Focus on selling an immediate win
Unlike knowing what potential clients really need right now, the immediate wins in what you offer are not a tough thing to figure out. These can be found right in your core process. That is, your end-to-end approach to delivering the desired outcome your ideal client is looking for.
Let's say, for example, you're an interior designer who helps busy consultants create the perfect home office. Your ideal client wants a completely custom solution that reflects their personal style and aesthetic. And, short of approving the overall design concept, they don't really want to have to be too involved in the project (they're busy enough with their own work). So your process to give them precisely what they want might look something like this:
Your offer—let’s call it the “Done-For-You Home Office” package—is the perfect, end-all solution that covers everything your potential client would need to have a completely functional workspace in an insanely reasonable time frame. There’s even a super-flexible payment option to make the total cost easier to digest. Yet they still balk at your pricing, saying it's too much to take on right now. But that isn’t really true.
The truth is they can't see the immediate win that would make it easy to spend the money at this point.
So let's look back at your process and see where you could lower the barrier to entry:
Steps 1 and 2 cover the groundwork of your project—capturing preferences and requirements and coming up with the perfect design solution. It’s obvious that these steps are essential, because you’d be flying blind without them. But consider what else comes out of this part of your process … by understanding their preferences and requirements, you can also help them see the incredible things that will be possible for their new workspace space and the work they'll do in it.
It seems simple, but it’ll be a complete game-changer for your client. Rather than just imagining themselves using the space, they’ll now be able to see how much more creative and productive (and successful) their work will be because of it. That’s a win!

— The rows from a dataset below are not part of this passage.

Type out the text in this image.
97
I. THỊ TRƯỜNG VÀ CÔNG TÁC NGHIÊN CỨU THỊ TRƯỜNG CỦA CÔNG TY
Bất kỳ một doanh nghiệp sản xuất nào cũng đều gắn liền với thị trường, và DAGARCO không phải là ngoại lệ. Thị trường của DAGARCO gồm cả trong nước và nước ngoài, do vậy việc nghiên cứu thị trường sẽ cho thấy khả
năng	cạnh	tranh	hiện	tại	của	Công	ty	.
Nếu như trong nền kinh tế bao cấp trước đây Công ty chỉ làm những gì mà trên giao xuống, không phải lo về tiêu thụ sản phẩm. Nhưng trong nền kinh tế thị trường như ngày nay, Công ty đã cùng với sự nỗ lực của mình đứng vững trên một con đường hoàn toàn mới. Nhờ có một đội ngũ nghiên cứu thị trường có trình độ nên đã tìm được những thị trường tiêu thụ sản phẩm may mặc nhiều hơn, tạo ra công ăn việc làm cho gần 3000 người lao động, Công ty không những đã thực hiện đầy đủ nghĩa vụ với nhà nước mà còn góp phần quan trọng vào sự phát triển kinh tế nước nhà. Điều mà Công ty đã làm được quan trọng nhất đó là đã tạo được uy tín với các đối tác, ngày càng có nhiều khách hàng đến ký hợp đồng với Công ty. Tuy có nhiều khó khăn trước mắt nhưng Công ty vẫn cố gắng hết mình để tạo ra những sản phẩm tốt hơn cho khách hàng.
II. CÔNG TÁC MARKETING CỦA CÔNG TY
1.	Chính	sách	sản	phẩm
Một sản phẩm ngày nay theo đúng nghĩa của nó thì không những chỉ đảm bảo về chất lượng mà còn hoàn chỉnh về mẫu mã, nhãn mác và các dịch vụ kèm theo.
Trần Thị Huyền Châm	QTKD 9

Now, let’s look at how that affects what you’re offering:
We’ll say your end-all package costs $10,400, a value that you’ve assigned based on the current market, real costs, a decent percentage for profit (‘cus you’re smart like that), as well as the level of expertise and energy you’re pouring into delivering a high-quality solution that’s precisely what your ideal client is looking for.
If you’re dealing with an “I can’t afford it” situation, you can now redirect potential clients to a lower-commitment, entry-level service that’s focused on getting them in the door.
Your entry-level offer could be the “Ultimate Productivity Workspace” package, which includes an assessment of their productivity goals, work style and aesthetic. It could feature a one-on-one design consult to get your hand-selected, expert recommendations for the perfect solution—shared via private Pinterest board.
By focusing on the immediate win, you’re actually accomplishing a few things:
Your client’s heart will be set on experiencing “ultimate productivity” in their new workspace, with a custom-crafted plan for making it happen right at their fingertips.
Suddenly, it'll no longer be a matter of affordability for them, but figuring out how soon they can kickoff the project and get into their awesome new workspace. Then, paying you to implement it will be a total no-brainer.
"When your prospects won't commit to your big-ticket offer, make it a no-brainer for them to say yes."